04.05.2009 | Teatro | Ao Vivo
Crítica social viaja ao som da bossa nova
Foi uma sala quase esgotada a que acolheu a estreia do musical brasileiro Gota d'Água, em Guimarães, para ver a reinvenção da tragédia grega pela pena de Chico Buarque.
Centro Cultural Vila Flor, Guimarães, 1 de Maio de 2009
Com músicos ao vivo e parco em cenografia, a riqueza de Gota
d’Água, o espectáculo escrito por Chico Buarque e Paulo Pontes, reside
precisamente na riqueza do texto e na qualidade dos actores que o representam (e este verbo representar inclui aqui cantar ao vivo, dançar e por vezes ainda
tocar instrumentos musicais). O musical inspirado na tragédia Medeia, de Eurípedes, iniciou a digressão portuguesa no Centro Cultural Vila Flor, em Guimarães. O
protagonista masculino, Jasão, é um bon vivant, autor do samba Gota d’Água, que
está a alcançar grande sucesso nas rádios, e está noivo de Alma, a filha de Creonte,
um homem de negócios de ética duvidável. No bairro onde Jarsão vivia,
suspeita-se que seja o sogro de Jarsão quem paga para o samba Gota d’Água ter
tanto êxito nas telefonias. Para Creonte, Jarsão não é de todo o genro com que
sonhou, mas está numa empreitada para o tornar o mais próximo possível do que
esperava para a sua filha. Joana, a mulher com quem Jarsão viveu dez anos no bairro e que, de repente, se vê
abandonada e com os dois filhos pequenos para criar, está submergida num misto
de dor profunda e raiva. Enquanto isso o ex-companheiro anda entretido nos
preparativos para a boda e a herdar os negócios do futuro sogro. Depois de
abandonada e maltratada, Joana decide vingar-se de quem a fez sofrer, num extraordinário desempenho da actriz Izabella Bicalho.

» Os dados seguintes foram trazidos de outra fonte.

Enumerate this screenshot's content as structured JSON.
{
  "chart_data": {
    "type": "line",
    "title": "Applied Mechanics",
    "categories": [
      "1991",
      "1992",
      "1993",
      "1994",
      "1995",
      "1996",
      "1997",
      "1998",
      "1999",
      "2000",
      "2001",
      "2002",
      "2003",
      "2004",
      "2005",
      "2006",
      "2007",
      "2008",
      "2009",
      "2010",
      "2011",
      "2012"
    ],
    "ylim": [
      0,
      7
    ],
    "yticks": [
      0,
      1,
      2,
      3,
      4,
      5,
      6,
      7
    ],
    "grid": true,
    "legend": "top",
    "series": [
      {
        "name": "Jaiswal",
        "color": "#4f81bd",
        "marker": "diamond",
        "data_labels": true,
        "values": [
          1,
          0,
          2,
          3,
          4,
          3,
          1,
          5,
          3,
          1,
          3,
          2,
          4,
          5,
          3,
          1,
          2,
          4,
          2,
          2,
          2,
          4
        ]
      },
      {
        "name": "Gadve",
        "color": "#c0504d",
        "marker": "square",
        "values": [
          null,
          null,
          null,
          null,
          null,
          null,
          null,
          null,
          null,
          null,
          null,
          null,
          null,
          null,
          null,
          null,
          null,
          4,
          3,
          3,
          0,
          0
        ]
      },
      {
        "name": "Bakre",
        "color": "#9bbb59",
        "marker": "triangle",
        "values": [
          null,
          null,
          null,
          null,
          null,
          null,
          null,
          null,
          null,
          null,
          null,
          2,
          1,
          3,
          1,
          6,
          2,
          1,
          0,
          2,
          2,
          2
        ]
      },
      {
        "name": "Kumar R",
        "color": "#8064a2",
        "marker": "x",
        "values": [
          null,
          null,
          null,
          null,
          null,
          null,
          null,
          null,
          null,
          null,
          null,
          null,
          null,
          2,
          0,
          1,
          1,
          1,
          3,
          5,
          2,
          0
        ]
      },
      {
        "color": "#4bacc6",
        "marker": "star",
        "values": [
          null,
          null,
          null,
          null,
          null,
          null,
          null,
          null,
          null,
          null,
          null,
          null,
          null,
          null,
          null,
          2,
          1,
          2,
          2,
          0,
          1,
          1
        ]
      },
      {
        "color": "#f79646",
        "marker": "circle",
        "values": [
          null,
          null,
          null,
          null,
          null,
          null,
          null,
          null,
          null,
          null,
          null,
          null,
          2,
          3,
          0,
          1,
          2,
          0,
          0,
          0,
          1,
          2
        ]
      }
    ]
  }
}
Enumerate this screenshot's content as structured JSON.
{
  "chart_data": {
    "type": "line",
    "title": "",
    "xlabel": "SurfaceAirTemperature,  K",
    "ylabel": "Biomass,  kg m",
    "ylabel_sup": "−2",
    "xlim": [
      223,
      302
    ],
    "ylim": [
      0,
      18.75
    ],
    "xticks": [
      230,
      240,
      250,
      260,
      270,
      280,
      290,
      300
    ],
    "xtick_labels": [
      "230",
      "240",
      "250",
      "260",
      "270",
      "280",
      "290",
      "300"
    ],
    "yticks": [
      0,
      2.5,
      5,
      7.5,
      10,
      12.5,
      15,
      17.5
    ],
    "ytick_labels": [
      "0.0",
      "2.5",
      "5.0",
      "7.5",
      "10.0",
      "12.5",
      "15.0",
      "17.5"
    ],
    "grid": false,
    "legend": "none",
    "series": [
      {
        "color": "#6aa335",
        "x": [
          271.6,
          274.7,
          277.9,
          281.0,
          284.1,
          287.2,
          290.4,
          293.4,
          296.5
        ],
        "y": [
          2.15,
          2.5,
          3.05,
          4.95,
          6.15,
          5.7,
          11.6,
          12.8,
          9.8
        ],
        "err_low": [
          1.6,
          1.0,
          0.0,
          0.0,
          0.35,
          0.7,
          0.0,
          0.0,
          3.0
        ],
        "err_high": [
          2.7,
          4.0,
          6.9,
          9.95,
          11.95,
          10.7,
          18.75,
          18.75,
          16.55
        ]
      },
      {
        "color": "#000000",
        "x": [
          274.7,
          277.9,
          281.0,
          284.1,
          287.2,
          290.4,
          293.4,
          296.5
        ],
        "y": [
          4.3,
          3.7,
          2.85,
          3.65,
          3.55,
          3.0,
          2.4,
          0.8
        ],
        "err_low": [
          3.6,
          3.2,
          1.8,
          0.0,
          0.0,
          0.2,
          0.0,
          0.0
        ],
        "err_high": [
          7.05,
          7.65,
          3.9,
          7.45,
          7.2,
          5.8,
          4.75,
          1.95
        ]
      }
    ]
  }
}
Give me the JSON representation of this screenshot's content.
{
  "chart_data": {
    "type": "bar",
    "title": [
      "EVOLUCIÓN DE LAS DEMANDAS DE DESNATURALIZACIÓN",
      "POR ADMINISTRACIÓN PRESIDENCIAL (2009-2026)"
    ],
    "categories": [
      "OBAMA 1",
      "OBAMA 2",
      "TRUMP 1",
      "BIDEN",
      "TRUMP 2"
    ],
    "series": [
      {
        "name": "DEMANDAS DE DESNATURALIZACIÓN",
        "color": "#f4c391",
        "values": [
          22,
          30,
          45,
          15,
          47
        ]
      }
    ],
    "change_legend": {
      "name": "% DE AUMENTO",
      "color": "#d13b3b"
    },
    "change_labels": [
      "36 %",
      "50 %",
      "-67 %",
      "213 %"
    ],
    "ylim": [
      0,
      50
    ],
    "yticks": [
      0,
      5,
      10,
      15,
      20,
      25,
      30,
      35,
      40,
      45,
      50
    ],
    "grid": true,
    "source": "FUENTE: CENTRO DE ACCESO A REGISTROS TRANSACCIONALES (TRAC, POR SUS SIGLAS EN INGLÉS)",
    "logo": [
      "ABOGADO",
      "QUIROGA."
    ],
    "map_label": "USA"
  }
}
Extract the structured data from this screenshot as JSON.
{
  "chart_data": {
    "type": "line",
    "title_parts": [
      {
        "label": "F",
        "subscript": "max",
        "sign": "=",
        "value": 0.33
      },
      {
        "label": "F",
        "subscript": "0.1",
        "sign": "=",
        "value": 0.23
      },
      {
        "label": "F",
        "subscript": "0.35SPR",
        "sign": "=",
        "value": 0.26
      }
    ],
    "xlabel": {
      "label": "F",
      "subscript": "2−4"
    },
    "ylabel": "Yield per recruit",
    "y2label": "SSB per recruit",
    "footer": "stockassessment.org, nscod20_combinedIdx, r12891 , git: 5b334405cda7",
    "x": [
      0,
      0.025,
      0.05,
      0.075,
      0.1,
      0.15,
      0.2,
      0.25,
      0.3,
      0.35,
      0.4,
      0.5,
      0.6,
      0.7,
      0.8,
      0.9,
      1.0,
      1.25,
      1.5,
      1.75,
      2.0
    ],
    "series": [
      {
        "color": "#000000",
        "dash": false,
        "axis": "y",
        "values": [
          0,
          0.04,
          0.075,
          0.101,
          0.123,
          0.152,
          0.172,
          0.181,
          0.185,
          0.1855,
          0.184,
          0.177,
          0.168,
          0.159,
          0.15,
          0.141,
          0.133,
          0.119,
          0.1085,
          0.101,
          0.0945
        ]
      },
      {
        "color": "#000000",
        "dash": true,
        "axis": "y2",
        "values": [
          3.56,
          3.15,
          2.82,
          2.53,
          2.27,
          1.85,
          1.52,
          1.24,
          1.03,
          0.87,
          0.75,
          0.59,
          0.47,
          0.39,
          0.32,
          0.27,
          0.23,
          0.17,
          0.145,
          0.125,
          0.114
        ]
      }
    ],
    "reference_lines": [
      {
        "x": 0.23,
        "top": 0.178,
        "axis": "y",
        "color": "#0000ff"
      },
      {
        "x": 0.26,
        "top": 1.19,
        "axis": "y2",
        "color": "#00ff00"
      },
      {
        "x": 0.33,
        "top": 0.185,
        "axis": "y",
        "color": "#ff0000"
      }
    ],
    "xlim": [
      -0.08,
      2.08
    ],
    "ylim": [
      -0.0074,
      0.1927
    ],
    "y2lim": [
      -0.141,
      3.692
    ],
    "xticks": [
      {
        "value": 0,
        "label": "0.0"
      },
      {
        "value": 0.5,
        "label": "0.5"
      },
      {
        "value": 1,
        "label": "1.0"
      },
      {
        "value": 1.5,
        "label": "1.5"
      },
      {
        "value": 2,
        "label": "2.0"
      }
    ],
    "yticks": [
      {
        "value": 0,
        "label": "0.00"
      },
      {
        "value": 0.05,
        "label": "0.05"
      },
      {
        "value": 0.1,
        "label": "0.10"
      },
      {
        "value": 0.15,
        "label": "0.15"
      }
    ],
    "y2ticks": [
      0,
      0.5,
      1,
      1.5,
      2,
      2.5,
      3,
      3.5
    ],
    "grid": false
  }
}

O coro é encarnado pelos vizinhos do bairro onde Jarsão e
Joana moraram: três mulheres e três homens. Estas personagens secundárias vão
fazendo o enquadramento do passado do casal e da evolução da história. O espectáculo alinha-se com vários fios: o dinheiro mal repartido, as relações baseadas no
interessse, o egoísmo e aproveitamento dos mais fracos pelos mais fortes, tudo
ao ritmo da bossa nova e com aquela espontaneidade que só os actores
brasileiros conseguem.
A crítica social, a ambiguidade das personagens, que vagueiam entre a
luz e a sombra, são intemporais e por isso mesmo o texto faz tanto sentido no
Brasil dos anos 70 como no Portugal do séc. XXI. A Guimarães, seguem-se Lisboa,
Estarreja, Figueira da Foz, Porto e Faro. Tudo durante o mês das noivas.